As her primary caregiver, I was in the prison with her. Although I did not suffer the physical pain, I shared fully in the emotional stress and anguish of having a life on hold - not to mention what it is like being helpless in the face of your child’s suffering.

One year while we were on holiday - if it can be called a holiday when you are forced to take your troubles with you! - I popped into a second-hand book store to look for something light to read. Remembering the Mills & Boon rubbishy romances I had read while at University (one has to escape the rigours of strenuous intellectual exercise sometimes, okay!) I bought one. Imagine my shock and horror to discover that the 21st century had wrought a frightful change in the tenor of Mills & Boon! Holy moly! It is nothing less than soft pornography!

I took the book back and exchanged it for an extremely old romance with yellowed pages and a shabby cover.

I read it with a sense of disbelief. How on earth did such drivel ever get published!

A never-to-be-forgotten example of the text, and I quote: “Darling, I love you,” he said in various ways. The mind boggled.

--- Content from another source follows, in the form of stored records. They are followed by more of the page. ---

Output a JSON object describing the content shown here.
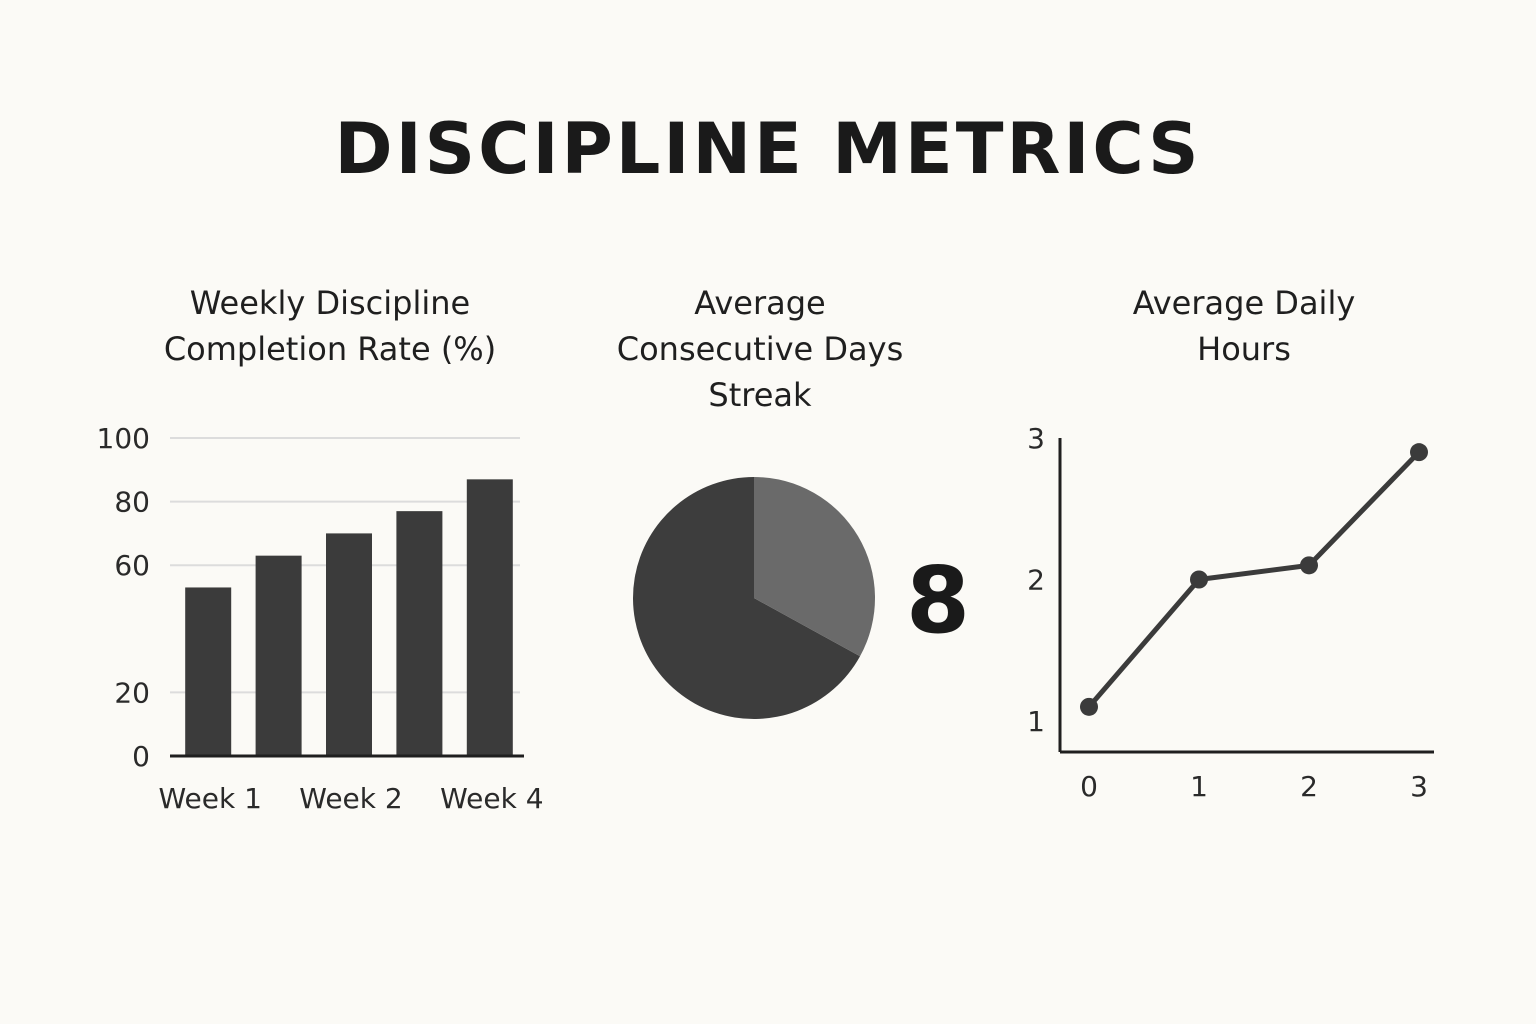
{
  "title": "DISCIPLINE METRICS",
  "colors": {
    "background": "#fbfaf6",
    "bar": "#3b3b3b",
    "pie_main": "#3d3d3d",
    "pie_slice": "#6a6a6a",
    "line": "#3b3b3b",
    "grid": "#dcdcdc",
    "axis": "#1f1f1f"
  },
  "chart_data": [
    {
      "type": "bar",
      "title_lines": [
        "Weekly Discipline",
        "Completion Rate (%)"
      ],
      "categories": [
        "Week 1",
        "",
        "Week 2",
        "",
        "Week 4"
      ],
      "values": [
        53,
        63,
        70,
        77,
        87
      ],
      "yticks": [
        0,
        20,
        60,
        80,
        100
      ],
      "ylim": [
        0,
        100
      ],
      "grid": true
    },
    {
      "type": "pie",
      "title_lines": [
        "Average",
        "Consecutive Days",
        "Streak"
      ],
      "slices": [
        {
          "label": "",
          "value": 67
        },
        {
          "label": "",
          "value": 33
        }
      ],
      "big_number": "8"
    },
    {
      "type": "line",
      "title_lines": [
        "Average Daily",
        "Hours"
      ],
      "x": [
        0,
        1,
        2,
        3
      ],
      "values": [
        1.1,
        2.0,
        2.1,
        2.9
      ],
      "xticks": [
        0,
        1,
        2,
        3
      ],
      "yticks": [
        1,
        2,
        3
      ],
      "grid": false
    }
  ]
}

Did he say it first in a very low and husky tone, followed by a deep and passionate tone, followed by a smooth and oily tone? I mean, in how many ways can you say, “Darling, I love you”?

I decided that I could do better myself!

When we were once again at home, I set about writing a light romance, and surprised myself in that I found it to be easier than I thought, though it was rather time-consuming. Within six months I had completed A Lily among Thorns. I sent it off to a publisher. In the meanwhile, I wondered whether I could write another, completely different story. This was to become Ring of Fire. By the time I had completed it, I realised that it was much better than A Lily among Thorns.

In the meanwhile, Lily was rejected and still being trapped in the prison of illness, I let them both lie for a while. To cut a long story short, I published Ring of Fire and then decided to rewrite Lily and see if I could bring it up to the standard of Ring. I will say only that it is much easier to write a novel from scratch than it is to rewrite one! It took several years to complete the task. (Admittedly, without the stress of dealing with chronic illness, it might have taken less time.)

Originally, I did not set out to write a Christian novel, but while writing the original Lily, I found the behaviour of the hero and heroine so exasperating that I decided they both needed a jolly good dose of the Holy Spirit! And, voila! Evangelism-through-fiction was born!

Both books are intended to be heartwarming, family dramas. If you find the characters likable and you care about what happens to them, and you end the book feeling all warm and fuzzy, as well as feeling spiritually uplifted, then I will have achieved my aim.